Is there a program that will measure the vocabulary of a piece of text?

Sutremaine · January 28, 2007, 12:54am

By vocabulary, I mean anything from every unique word (plurals and conjugations would be counted separately) to every unique root and excluding common words such as the, and, a, etc. This doesn’t need to be particularly rigorous, as I’m just curious about something I’m writing at the moment.

As a somewhat related question, how was it determined what Shakespeare’s vocabulary was?

Shagnasty · January 28, 2007, 1:07am

You could do it very roughly in MS Access if you have the program installed and just a touch of skill. It would involve saving your document as text, and then importing the whole file into MS Access using a space as the field delimiter. That would give you records with just one word in each. A query that counts the unique words (any difference at all counts as a unique one here) could be done in a few seconds. Special characters might need to be cleaned up before it is imported into Access however.

I admit it is crude but it can be done that way fairly easily.

Sutremaine · January 28, 2007, 1:36am

Could I do that with the database program that comes with Works?

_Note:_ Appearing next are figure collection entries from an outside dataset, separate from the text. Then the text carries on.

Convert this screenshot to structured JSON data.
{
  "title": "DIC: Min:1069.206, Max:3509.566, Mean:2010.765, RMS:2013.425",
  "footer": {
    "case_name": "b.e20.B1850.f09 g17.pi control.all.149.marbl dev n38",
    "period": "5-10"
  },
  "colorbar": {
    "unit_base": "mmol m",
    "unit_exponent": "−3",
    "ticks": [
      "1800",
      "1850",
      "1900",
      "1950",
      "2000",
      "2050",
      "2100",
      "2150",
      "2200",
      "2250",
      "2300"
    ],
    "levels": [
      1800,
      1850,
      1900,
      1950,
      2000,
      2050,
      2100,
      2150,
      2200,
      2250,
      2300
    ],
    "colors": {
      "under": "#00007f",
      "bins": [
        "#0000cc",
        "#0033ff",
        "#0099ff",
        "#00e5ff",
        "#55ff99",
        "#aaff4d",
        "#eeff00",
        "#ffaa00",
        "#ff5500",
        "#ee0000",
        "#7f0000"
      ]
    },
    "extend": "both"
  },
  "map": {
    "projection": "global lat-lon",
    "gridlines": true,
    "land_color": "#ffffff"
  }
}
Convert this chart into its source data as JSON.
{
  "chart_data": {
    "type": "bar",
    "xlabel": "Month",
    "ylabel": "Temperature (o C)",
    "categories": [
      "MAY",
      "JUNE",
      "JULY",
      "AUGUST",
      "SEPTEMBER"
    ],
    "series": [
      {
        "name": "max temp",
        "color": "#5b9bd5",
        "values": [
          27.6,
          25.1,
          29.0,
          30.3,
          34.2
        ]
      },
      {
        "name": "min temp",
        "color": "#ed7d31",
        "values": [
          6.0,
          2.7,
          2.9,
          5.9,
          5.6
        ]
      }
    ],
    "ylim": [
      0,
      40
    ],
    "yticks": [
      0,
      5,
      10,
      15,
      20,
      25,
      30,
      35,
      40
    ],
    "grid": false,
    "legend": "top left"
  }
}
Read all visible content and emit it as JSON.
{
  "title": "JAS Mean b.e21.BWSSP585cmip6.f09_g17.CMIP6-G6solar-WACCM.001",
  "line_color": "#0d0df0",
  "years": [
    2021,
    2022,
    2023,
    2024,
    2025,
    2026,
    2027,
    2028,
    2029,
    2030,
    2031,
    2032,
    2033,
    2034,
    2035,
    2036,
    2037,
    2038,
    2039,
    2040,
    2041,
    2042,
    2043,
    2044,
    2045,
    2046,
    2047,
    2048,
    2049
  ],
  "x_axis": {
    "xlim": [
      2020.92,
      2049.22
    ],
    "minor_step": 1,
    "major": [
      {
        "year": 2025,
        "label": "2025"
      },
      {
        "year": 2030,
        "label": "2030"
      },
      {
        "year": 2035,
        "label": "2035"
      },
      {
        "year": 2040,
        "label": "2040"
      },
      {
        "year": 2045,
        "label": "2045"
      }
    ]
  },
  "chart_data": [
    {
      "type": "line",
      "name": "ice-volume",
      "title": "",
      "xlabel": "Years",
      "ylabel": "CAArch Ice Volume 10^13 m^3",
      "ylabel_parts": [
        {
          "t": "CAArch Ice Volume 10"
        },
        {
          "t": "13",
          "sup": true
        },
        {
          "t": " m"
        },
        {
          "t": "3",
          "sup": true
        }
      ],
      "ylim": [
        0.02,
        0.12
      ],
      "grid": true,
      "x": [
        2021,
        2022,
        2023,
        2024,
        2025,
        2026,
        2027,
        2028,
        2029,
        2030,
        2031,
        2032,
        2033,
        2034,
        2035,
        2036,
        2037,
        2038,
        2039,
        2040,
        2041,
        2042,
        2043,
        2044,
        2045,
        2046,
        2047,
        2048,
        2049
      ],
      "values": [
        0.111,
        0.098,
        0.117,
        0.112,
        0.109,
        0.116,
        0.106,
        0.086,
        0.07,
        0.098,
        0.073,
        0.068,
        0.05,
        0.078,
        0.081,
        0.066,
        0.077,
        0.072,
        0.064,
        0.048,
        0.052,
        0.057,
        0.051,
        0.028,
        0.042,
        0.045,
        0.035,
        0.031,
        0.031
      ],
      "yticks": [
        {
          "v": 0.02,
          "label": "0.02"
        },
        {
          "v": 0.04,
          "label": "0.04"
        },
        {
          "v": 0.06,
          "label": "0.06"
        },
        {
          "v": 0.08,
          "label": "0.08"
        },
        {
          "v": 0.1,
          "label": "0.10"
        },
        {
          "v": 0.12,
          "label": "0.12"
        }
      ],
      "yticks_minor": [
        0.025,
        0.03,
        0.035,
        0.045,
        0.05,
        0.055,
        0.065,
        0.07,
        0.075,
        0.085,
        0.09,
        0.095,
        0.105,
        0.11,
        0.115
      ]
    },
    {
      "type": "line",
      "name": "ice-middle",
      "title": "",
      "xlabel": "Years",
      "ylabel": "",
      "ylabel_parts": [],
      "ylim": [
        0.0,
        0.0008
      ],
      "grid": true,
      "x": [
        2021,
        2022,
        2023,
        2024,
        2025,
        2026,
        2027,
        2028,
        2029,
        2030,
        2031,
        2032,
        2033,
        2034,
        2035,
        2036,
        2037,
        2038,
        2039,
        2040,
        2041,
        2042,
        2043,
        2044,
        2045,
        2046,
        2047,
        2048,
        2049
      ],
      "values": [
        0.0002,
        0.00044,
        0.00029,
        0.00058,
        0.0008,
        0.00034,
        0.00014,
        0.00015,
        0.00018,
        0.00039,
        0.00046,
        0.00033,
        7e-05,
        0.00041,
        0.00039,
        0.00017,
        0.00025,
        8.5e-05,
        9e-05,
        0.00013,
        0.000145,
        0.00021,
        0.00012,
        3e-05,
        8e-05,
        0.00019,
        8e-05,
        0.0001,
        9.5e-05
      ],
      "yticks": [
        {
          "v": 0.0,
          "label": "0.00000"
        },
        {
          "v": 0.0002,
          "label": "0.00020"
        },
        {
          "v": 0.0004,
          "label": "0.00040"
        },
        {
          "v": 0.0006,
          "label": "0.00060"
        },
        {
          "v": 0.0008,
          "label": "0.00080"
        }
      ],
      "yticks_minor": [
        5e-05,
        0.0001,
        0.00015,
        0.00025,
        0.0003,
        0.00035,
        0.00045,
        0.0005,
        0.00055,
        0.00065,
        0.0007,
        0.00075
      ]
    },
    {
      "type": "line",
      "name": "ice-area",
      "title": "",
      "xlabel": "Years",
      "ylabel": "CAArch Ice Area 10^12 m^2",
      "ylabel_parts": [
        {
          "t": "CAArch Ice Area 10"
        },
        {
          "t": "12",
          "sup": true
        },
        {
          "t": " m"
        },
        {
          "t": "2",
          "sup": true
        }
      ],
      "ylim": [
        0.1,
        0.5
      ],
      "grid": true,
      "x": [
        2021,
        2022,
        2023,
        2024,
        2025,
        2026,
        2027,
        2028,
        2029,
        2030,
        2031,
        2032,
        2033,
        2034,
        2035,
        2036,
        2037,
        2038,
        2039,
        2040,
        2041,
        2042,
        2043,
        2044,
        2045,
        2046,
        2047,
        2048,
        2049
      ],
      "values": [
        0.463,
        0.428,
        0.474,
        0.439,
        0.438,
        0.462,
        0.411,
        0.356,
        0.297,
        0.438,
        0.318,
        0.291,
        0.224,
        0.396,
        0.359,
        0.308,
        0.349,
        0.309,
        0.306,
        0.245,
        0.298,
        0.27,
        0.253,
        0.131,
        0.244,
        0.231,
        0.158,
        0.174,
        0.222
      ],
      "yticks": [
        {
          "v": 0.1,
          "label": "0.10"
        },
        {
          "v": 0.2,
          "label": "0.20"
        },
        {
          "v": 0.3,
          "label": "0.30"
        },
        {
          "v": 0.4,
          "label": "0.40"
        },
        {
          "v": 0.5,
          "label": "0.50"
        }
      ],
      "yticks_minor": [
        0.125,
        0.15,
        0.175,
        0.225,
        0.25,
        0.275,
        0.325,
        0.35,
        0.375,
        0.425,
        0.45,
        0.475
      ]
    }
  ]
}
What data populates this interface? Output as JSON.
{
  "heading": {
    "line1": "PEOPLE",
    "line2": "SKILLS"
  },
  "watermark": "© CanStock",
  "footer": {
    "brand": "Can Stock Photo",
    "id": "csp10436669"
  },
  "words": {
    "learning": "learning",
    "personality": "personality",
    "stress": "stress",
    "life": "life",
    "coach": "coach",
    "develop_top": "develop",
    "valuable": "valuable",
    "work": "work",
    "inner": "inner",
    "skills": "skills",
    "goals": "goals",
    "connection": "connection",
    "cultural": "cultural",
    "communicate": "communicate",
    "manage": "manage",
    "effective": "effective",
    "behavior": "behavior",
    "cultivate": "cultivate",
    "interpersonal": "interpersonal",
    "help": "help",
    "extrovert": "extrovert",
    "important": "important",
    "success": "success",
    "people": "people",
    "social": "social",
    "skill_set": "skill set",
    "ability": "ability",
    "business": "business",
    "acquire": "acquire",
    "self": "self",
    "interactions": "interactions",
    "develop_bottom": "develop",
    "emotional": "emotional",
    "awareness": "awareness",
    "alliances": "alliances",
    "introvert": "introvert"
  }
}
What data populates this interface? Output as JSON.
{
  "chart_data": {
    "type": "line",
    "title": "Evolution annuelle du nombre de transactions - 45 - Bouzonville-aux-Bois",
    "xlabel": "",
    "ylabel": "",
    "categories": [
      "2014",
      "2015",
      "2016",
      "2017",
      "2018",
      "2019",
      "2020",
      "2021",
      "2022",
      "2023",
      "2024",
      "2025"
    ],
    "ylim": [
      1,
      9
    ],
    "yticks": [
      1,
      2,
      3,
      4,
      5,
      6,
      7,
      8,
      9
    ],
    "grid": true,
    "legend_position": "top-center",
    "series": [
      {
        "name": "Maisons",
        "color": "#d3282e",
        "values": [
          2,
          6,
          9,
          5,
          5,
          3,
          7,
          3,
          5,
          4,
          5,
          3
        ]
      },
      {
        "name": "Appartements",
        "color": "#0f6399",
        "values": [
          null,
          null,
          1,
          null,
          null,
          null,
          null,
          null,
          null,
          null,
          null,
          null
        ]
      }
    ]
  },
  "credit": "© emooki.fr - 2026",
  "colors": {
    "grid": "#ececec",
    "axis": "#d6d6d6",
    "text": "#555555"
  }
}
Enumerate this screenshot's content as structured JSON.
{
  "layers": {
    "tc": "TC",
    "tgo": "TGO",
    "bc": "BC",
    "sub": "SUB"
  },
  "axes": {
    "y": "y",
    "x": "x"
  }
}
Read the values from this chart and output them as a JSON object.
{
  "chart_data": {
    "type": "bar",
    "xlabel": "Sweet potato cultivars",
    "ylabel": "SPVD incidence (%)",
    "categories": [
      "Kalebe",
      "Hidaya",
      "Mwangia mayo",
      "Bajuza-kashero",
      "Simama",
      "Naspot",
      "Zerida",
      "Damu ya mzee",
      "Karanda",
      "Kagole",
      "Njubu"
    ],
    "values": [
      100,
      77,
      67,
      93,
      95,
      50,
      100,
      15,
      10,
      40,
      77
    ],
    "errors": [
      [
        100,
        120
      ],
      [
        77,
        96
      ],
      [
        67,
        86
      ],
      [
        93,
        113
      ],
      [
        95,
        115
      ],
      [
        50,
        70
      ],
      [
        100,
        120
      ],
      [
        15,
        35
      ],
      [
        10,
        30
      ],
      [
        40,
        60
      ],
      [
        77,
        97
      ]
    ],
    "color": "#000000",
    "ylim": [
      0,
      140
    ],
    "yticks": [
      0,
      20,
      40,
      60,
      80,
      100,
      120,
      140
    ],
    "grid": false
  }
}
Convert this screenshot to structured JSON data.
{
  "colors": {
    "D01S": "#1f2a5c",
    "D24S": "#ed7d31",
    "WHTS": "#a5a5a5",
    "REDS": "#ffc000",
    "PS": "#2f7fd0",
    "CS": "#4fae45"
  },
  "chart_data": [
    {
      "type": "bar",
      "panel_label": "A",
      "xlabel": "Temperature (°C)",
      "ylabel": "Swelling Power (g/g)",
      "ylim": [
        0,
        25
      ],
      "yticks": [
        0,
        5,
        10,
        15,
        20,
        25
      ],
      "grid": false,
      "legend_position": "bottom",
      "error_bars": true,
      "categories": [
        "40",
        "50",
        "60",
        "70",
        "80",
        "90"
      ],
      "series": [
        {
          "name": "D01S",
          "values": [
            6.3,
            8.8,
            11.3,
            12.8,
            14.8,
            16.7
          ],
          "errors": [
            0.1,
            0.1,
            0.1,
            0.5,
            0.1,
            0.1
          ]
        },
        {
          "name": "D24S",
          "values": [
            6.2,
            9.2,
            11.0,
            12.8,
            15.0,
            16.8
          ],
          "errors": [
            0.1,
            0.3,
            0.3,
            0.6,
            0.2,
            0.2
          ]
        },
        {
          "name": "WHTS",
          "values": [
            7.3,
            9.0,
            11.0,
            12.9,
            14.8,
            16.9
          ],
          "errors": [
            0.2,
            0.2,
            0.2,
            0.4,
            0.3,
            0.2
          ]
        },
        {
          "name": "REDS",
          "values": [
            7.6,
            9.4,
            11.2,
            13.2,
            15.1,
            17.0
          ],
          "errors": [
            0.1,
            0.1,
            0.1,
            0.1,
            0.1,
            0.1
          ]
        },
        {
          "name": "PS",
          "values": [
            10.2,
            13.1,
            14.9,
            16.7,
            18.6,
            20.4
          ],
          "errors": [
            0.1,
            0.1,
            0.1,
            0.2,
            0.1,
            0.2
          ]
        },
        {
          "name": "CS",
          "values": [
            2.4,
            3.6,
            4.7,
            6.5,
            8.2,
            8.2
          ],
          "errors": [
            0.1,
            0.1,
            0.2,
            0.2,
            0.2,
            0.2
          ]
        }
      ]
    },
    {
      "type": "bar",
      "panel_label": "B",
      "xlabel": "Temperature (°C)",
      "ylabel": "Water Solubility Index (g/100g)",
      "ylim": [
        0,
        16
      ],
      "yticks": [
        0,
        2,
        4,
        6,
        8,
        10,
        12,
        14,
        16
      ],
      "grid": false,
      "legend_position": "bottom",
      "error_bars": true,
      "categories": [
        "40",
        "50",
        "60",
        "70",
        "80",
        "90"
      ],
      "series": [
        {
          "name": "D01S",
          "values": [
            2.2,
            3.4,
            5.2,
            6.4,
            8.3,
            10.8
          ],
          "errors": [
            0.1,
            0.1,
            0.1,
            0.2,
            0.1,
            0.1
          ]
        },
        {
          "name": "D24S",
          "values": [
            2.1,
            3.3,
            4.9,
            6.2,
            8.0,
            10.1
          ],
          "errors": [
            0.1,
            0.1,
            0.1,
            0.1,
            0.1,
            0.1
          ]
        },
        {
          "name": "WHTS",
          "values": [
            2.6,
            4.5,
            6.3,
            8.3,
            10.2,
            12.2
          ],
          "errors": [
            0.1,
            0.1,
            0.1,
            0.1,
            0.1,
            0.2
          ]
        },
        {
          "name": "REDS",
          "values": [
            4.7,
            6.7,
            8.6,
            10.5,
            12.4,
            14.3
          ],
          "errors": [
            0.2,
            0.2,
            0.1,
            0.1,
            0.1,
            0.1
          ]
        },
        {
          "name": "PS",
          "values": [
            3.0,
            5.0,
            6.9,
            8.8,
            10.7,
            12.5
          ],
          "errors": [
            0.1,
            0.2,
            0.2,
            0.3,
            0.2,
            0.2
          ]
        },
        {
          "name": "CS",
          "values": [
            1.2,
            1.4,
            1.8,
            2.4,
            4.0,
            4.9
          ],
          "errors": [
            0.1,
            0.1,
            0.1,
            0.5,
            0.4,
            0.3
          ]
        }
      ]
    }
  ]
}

It’s been a while since my high school lessons, and even with the program’s help files I failed to create any database at all (I ended up creating the final file as a spreadsheet, so the incentive to learn how to do so went away).

Shagnasty · January 28, 2007, 1:44am

You might be able to get it to work or you can just e-mail it in text form to me as plain as possible and I could do it in a few minutes.

Back about 1995 or so, the Mac version of Word used to have a vocabulary and writing complexity measure but I haven’t seen anything like that in years. There must be one somewhere but I don’t know where.

Sutremaine · January 28, 2007, 2:08am

Thanks for the offer. I’ll see if I can get it working at my end first, as it’s an ongoing thing.

Little_Nemo · January 28, 2007, 3:29am

There are programs that do this - I’ve seen works discussing the results of analyses performed by them. But I don’t know if any are readily available online or commercially.

alterego · January 28, 2007, 4:36am

GNU Style and Diction.

AThingWithFeathers · January 28, 2007, 4:45am

In MS Word, if you go to Tools>Options>Spelling and Grammar, then check the box that says “show readability statistics”, then every time you do a spell check it will roughly assess the grade reading level.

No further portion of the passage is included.